TOB-

SkillQuest Operations Manual

Day-to-day operational procedures, monitoring, alerting, backup, and disaster recovery.

Monitoring Metrics
Prometheus Alerting Rules
Log Collection and Analysis
Backup Strategy
Disaster Recovery Procedures
Common Issue Runbooks
Maintenance Windows
On-Call Procedures

Monitoring Metrics

Key Performance Indicators (KPIs)

All services expose metrics via Prometheus-compatible /metrics endpoints.

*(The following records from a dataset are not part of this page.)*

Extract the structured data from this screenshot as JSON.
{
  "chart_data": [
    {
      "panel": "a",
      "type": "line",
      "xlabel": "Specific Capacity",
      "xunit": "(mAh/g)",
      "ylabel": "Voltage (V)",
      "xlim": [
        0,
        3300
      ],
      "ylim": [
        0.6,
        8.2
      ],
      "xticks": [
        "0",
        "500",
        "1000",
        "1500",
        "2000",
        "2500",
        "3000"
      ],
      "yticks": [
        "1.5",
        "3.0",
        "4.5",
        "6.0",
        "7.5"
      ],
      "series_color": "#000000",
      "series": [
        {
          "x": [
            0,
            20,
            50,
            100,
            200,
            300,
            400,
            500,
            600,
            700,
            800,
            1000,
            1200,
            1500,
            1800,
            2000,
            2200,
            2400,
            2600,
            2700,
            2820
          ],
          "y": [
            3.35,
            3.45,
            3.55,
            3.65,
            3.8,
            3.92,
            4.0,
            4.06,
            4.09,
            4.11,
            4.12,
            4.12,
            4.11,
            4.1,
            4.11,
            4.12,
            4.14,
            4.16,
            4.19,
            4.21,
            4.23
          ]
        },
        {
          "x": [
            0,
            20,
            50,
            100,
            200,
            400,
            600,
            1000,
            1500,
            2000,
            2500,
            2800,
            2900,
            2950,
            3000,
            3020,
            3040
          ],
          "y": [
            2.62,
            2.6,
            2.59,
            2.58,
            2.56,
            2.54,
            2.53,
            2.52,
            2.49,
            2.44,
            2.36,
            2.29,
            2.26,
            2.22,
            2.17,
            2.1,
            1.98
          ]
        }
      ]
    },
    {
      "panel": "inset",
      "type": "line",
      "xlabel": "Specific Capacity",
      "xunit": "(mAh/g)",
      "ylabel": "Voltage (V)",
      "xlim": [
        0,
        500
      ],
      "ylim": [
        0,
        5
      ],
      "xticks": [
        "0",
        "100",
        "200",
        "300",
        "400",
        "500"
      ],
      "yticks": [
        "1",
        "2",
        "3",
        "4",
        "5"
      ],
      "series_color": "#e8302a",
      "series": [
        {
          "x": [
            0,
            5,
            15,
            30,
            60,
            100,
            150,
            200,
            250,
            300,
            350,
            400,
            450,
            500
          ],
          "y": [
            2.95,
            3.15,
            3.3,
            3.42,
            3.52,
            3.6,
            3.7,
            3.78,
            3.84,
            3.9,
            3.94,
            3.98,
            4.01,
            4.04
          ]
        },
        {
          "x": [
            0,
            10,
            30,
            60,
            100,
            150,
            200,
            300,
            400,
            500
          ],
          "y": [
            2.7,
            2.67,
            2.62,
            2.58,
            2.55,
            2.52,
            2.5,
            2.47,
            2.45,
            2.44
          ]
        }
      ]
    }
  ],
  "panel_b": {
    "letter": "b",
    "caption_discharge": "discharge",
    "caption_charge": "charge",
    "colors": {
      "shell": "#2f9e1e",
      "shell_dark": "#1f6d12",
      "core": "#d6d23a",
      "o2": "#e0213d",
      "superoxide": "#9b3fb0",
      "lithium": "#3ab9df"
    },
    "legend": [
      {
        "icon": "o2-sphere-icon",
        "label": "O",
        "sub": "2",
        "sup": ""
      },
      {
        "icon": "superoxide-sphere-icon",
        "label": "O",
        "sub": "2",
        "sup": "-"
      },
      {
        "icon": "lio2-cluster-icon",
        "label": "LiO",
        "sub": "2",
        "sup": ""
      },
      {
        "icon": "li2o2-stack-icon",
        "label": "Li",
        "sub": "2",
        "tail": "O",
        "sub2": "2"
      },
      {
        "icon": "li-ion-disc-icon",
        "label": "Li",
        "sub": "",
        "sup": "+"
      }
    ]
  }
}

Metric	Type	Target	Alert Threshold
API latency (p50)	Histogram	< 50 ms	> 100 ms
API latency (p99)	Histogram	< 500 ms	> 2,000 ms
API error rate (5xx)	Counter	< 0.1%	> 1%
DB query time (p95)	Histogram	< 50 ms	> 200 ms
DB connection pool utilization	Gauge	< 70%	> 85%
WebSocket active connections	Gauge	—	> 5,000
Redis memory usage	Gauge	< 70%	> 85%
Redis hit rate	Gauge	> 90%	< 80%
Redis operations per second	Counter	—	> 40,000
AI API response time (p95)	Histogram	< 5,000 ms	> 15,000 ms
AI API daily cost (USD)	Gauge	< $50/day	> $100/day
AI API error rate	Counter	< 1%	> 5%
Node.js heap usage	Gauge	< 70%	> 85%
CPU utilization (per pod)	Gauge	< 60%	> 80%
Memory utilization (per pod)	Gauge	< 70%	> 85%
Disk I/O (PostgreSQL)	Counter	—	> 80% of capacity

Grafana Dashboards

Recommended dashboards (import IDs for Grafana):

Dashboard	Grafana ID	Description
Node.js Application	11159	Process metrics, event loop lag
PostgreSQL Overview	9628	Query performance, connections
Redis Overview	11835	Memory, hit rate, ops/sec
Nginx Overview	12708	Requests, upstream latency
Kubernetes Cluster	6417	Pod resources, node health

Prometheus Alerting Rules

API Service Alerts

# prometheus/rules/api-alerts.yml
groups:
  - name: skillquest-api
    rules:
      - alert: HighAPILatency
        expr: histogram_quantile(0.99, rate(http_request_duration_seconds_bucket{service="api"}[5m])) > 2
        for: 5m
        labels:
          severity: warning
        annotations:
          summary: "API p99 latency exceeds 2s"
          description: "API p99 latency is s on "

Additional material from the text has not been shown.